Historia sin fe

Historia sin fe“A ti te lo encomiendo, Virgencita. Por ti se llama Antonio de la Caridad. Protégemelo”, fueron, tal vez, las palabras que susurró Mariana Grajales el día en que visitó el altar de la Divina Señora de la Caridad, imagen que, siglos atrás, encontraron en la Bahía de Nipe los indios Juan y Rodrigo de Hoyos junto al niño negro Juan Moreno, cuando salieron en busca de sal. Nunca se sabrá.

En eso pensaba ayer minutos antes de rezar el Padre Nuestro, los tres Ave María y el Gloria en la velada que la familia Téllez realiza cada año, fiel a la tradición iniciada por el teniente coronel trinitario:  en cómo la imagen de la Virgen de la Caridad del Cobre ha sido borrada de todo capítulo de la historia de la nación, en cuanto a educación escolar se refiere. Consecuencias de pertenecer a un estado laico, supongo.

Nuestros héroes son héroes sin fe. Poderosos, valientes, osados, decididos, patriotas, revolucionarios, abnegados y tantos adjetivos que aprendemos a modo de seguidilla cuando nos disponemos a valorar una figura en las clases de Historia de Cuba, sí; mas, santeros, católicos, protestantes, incrédulos, bautistas, luteranos, pentecostales, devotos de la Virgen…, no. Nuestros héroes no pueden ser así.

Consciente de la pluralidad de creencias que coexisten en los centros educacionales cubanos, ni siquiera aspiro a incluir en los temarios la asignatura Religión – ¡Dios me libre de semejante osadía!-, pero tampoco comulgo con el ostracismo que ronda la imagen de quien fuera declarada Patrona de Cuba en 1916 por el Papa Benedicto XV a solicitud de los veteranos de la gesta independentista.

Solo a partir de líneas agazapadas en otros textos (no escolares, por supuesto) se ha sabido que muchos mambises llevaban  en el sombrero un retazo de tela del tamaño de la imagen (la medida de la virgen, le llaman quienes peinan canas), que Ignacio Agramonte cargaba al machete “en nombre de la libertad y de la Virgen de la Caridad del Cobre” o que el propio Maceo llevó siempre una medalla de la Virgen cerca del pecho como resguardo.

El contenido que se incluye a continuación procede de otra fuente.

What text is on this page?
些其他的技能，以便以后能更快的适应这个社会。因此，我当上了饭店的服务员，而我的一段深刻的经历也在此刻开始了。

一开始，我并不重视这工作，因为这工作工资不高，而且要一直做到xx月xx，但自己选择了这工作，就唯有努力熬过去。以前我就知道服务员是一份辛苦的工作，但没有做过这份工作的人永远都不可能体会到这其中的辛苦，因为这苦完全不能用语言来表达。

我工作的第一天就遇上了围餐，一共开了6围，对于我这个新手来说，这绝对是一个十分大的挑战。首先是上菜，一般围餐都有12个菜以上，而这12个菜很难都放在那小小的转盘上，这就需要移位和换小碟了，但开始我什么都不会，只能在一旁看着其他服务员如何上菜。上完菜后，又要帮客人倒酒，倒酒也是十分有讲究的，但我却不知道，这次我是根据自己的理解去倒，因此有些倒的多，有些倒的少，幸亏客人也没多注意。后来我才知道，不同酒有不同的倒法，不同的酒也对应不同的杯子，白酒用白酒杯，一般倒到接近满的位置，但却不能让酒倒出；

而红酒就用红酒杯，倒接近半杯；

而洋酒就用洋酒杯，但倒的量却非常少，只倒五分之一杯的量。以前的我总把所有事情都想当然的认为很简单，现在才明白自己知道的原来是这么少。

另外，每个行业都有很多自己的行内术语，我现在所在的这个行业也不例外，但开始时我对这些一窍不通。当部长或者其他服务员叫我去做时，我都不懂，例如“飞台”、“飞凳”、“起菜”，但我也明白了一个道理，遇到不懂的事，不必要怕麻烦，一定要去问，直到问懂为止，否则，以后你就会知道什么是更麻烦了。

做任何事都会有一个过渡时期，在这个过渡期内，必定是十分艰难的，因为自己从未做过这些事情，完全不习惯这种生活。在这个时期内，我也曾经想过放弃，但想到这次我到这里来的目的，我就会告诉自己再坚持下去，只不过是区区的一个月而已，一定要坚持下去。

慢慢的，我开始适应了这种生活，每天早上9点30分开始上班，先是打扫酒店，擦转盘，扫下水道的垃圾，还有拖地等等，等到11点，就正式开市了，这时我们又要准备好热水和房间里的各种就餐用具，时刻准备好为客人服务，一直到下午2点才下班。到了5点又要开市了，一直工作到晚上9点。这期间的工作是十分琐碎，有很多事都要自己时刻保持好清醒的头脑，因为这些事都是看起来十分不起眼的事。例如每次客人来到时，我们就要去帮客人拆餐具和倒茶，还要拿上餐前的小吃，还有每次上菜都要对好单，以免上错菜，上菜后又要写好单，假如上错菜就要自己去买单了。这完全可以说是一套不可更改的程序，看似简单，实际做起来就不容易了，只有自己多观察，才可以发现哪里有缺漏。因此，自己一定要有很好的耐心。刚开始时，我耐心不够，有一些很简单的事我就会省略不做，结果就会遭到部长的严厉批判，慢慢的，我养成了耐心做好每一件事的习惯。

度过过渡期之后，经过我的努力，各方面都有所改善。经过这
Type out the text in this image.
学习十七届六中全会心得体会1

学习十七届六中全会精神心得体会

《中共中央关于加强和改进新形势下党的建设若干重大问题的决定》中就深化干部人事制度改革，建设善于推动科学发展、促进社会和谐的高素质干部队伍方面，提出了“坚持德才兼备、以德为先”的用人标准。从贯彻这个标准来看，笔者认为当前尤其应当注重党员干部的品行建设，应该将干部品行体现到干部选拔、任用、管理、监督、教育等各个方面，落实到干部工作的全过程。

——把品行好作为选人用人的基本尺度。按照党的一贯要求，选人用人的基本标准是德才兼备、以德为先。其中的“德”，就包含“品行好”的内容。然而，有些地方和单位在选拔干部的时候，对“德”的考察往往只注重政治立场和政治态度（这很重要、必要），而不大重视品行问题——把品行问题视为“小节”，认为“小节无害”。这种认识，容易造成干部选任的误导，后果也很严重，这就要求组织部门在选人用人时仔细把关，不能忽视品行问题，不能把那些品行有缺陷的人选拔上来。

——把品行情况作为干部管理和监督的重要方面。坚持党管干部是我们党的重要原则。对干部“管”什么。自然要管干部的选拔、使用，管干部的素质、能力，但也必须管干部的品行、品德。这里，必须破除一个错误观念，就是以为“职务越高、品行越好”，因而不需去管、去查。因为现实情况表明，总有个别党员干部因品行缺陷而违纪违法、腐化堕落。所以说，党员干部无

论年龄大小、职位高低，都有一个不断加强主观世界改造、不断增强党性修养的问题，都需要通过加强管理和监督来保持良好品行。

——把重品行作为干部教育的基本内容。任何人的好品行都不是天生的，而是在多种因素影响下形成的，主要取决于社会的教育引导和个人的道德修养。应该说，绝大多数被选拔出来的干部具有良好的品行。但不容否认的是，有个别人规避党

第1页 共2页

Cachita, sin embargo, sigue perdonando la ingratitud. Desde su Santuario cobija a todos y cada uno de los cubanos, incluso a aquellos que algún día decidieron forjar una historia patria a base de agnosticismo y borrar hasta el último rasgo de religiosidad en los próceres. Al fin y al cabo, una madre no entiende de resentimientos.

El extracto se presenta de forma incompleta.